Mısır Bakanlar Kurulu'nun açıklamasına göre, 15 Şubat’ta Mısır'ın ev sahipliğinde düzenlenen toplantıya, Mısır'da çalışan veya bir sonraki aşamada yeni yatırımlara başlamak isteyen çeşitli yatırım alanlarında uzmanlaşmış 14 Türk firmasının temsilcileri katıldı.
Toplantı, Kahire'nin yaklaşık 65 kilometre doğusunda, çölün üzerinde sıfırdan inşa edilen ve bürokratik kurum binalarının toplandığı “Yeni İdari Başkent” kompleksinde gerçekleştirildi.

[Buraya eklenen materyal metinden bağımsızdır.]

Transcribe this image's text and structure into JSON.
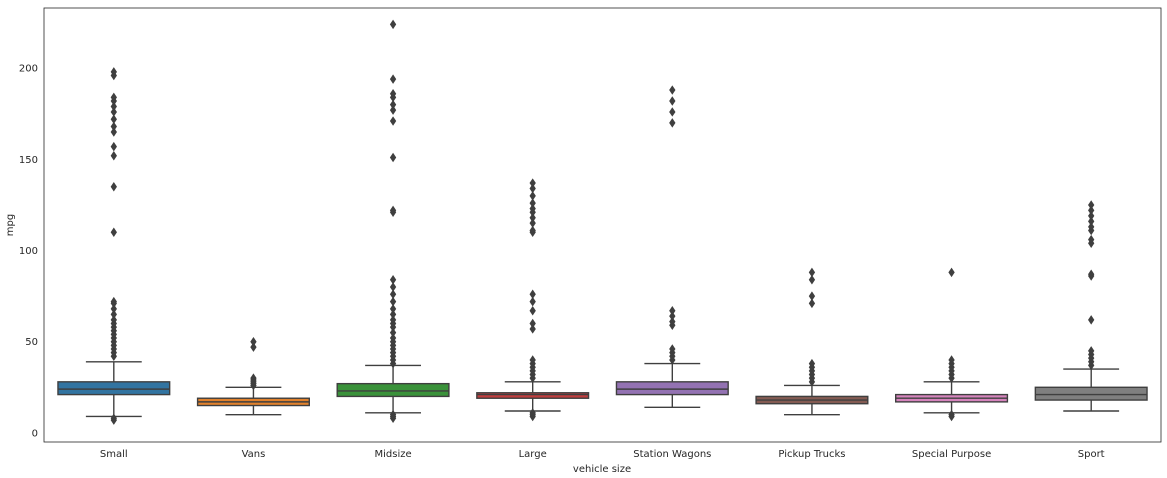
{
  "chart_data": {
    "type": "box",
    "xlabel": "vehicle size",
    "ylabel": "mpg",
    "ylim": [
      -5,
      233
    ],
    "y_ticks": [
      0,
      50,
      100,
      150,
      200
    ],
    "grid": false,
    "categories": [
      "Small",
      "Vans",
      "Midsize",
      "Large",
      "Station Wagons",
      "Pickup Trucks",
      "Special Purpose",
      "Sport"
    ],
    "colors": [
      "#3274a1",
      "#e1812c",
      "#3a923a",
      "#c03d3e",
      "#9372b2",
      "#845b53",
      "#d684bd",
      "#7f7f7f"
    ],
    "outline_color": "#3f3f3f",
    "boxes": [
      {
        "name": "Small",
        "whislo": 9,
        "q1": 21,
        "med": 24,
        "q3": 28,
        "whishi": 39,
        "fliers": [
          7,
          8,
          42,
          44,
          46,
          48,
          50,
          52,
          54,
          56,
          58,
          60,
          62,
          65,
          68,
          71,
          72,
          110,
          135,
          152,
          157,
          165,
          168,
          172,
          176,
          179,
          182,
          184,
          196,
          198
        ]
      },
      {
        "name": "Vans",
        "whislo": 10,
        "q1": 15,
        "med": 17,
        "q3": 19,
        "whishi": 25,
        "fliers": [
          26,
          27,
          28,
          29,
          30,
          47,
          50
        ]
      },
      {
        "name": "Midsize",
        "whislo": 11,
        "q1": 20,
        "med": 23,
        "q3": 27,
        "whishi": 37,
        "fliers": [
          8,
          9,
          10,
          38,
          40,
          42,
          44,
          46,
          48,
          50,
          52,
          55,
          58,
          60,
          62,
          65,
          68,
          72,
          76,
          80,
          84,
          121,
          122,
          151,
          171,
          177,
          180,
          184,
          186,
          194,
          224
        ]
      },
      {
        "name": "Large",
        "whislo": 12,
        "q1": 19,
        "med": 21,
        "q3": 22,
        "whishi": 28,
        "fliers": [
          9,
          10,
          11,
          30,
          32,
          34,
          36,
          38,
          40,
          57,
          60,
          67,
          72,
          76,
          110,
          111,
          115,
          118,
          121,
          123,
          126,
          130,
          134,
          137
        ]
      },
      {
        "name": "Station Wagons",
        "whislo": 14,
        "q1": 21,
        "med": 24,
        "q3": 28,
        "whishi": 38,
        "fliers": [
          40,
          42,
          44,
          46,
          59,
          61,
          64,
          67,
          170,
          176,
          182,
          188
        ]
      },
      {
        "name": "Pickup Trucks",
        "whislo": 10,
        "q1": 16,
        "med": 18,
        "q3": 20,
        "whishi": 26,
        "fliers": [
          28,
          30,
          32,
          34,
          36,
          38,
          71,
          75,
          84,
          88
        ]
      },
      {
        "name": "Special Purpose",
        "whislo": 11,
        "q1": 17,
        "med": 19,
        "q3": 21,
        "whishi": 28,
        "fliers": [
          9,
          10,
          30,
          32,
          34,
          36,
          38,
          40,
          88
        ]
      },
      {
        "name": "Sport",
        "whislo": 12,
        "q1": 18,
        "med": 21,
        "q3": 25,
        "whishi": 35,
        "fliers": [
          37,
          39,
          41,
          43,
          45,
          62,
          86,
          87,
          104,
          106,
          111,
          113,
          116,
          119,
          122,
          125
        ]
      }
    ]
  }
}
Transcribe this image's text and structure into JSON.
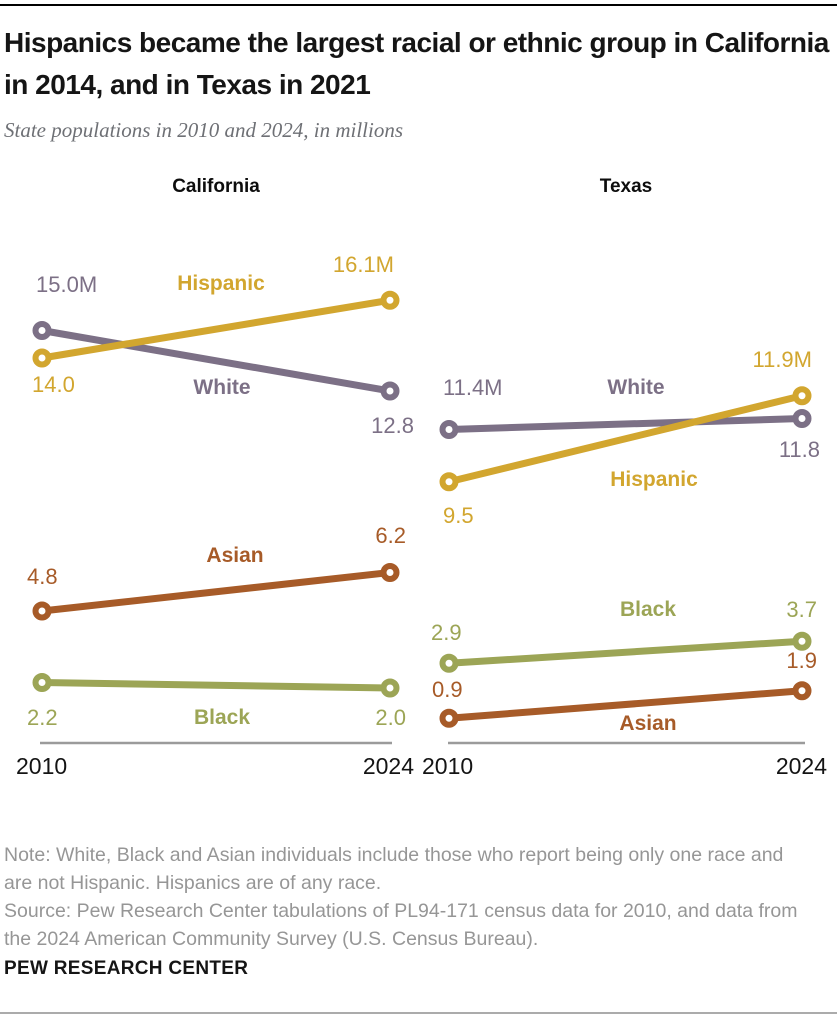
{
  "header": {
    "title": "Hispanics became the largest racial or ethnic group in California in 2014, and in Texas in 2021",
    "subtitle": "State populations in 2010 and 2024, in millions"
  },
  "charts": {
    "california": {
      "title": "California",
      "labels": {
        "white_2010": "15.0M",
        "white_2024": "12.8",
        "white_name": "White",
        "hispanic_2010": "14.0",
        "hispanic_2024": "16.1M",
        "hispanic_name": "Hispanic",
        "asian_2010": "4.8",
        "asian_2024": "6.2",
        "asian_name": "Asian",
        "black_2010": "2.2",
        "black_2024": "2.0",
        "black_name": "Black",
        "year_start": "2010",
        "year_end": "2024"
      }
    },
    "texas": {
      "title": "Texas",
      "labels": {
        "white_2010": "11.4M",
        "white_2024": "11.8",
        "white_name": "White",
        "hispanic_2010": "9.5",
        "hispanic_2024": "11.9M",
        "hispanic_name": "Hispanic",
        "black_2010": "2.9",
        "black_2024": "3.7",
        "black_name": "Black",
        "asian_2010": "0.9",
        "asian_2024": "1.9",
        "asian_name": "Asian",
        "year_start": "2010",
        "year_end": "2024"
      }
    }
  },
  "footer": {
    "note_line1": "Note: White, Black and Asian individuals include those who report being only one race and",
    "note_line2": "are not Hispanic. Hispanics are of any race.",
    "source_line1": "Source: Pew Research Center tabulations of PL94-171 census data for 2010, and data from",
    "source_line2": "the 2024 American Community Survey (U.S. Census Bureau).",
    "brand": "PEW RESEARCH CENTER"
  },
  "colors": {
    "hispanic": "#D2A62F",
    "white": "#7C7086",
    "asian": "#A75B28",
    "black": "#9CA556",
    "axis": "#9B9B9B"
  },
  "chart_data": [
    {
      "type": "line",
      "title": "California",
      "x": [
        "2010",
        "2024"
      ],
      "unit": "millions",
      "ylim": [
        0,
        17
      ],
      "series": [
        {
          "name": "White",
          "color": "#7C7086",
          "values": [
            15.0,
            12.8
          ]
        },
        {
          "name": "Hispanic",
          "color": "#D2A62F",
          "values": [
            14.0,
            16.1
          ]
        },
        {
          "name": "Asian",
          "color": "#A75B28",
          "values": [
            4.8,
            6.2
          ]
        },
        {
          "name": "Black",
          "color": "#9CA556",
          "values": [
            2.2,
            2.0
          ]
        }
      ]
    },
    {
      "type": "line",
      "title": "Texas",
      "x": [
        "2010",
        "2024"
      ],
      "unit": "millions",
      "ylim": [
        0,
        17
      ],
      "series": [
        {
          "name": "White",
          "color": "#7C7086",
          "values": [
            11.4,
            11.8
          ]
        },
        {
          "name": "Hispanic",
          "color": "#D2A62F",
          "values": [
            9.5,
            11.9
          ]
        },
        {
          "name": "Black",
          "color": "#9CA556",
          "values": [
            2.9,
            3.7
          ]
        },
        {
          "name": "Asian",
          "color": "#A75B28",
          "values": [
            0.9,
            1.9
          ]
        }
      ]
    }
  ]
}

Şarku’l Avsat’ın edindiği bilgilere göre Türkiye heyetini karşılayan Medbuli, “Yeni İdari Başkent'teki Bakanlar Kurulu genel merkezine hoş geldiniz. 10 yıldır ilk kez bir Mısır Başbakanı Türk şirketlerinin temsilcileriyle görüşüyor,  bugün sizinle tanışmaktan büyük mutluluk duyuyorum” ifadelerini kullandı.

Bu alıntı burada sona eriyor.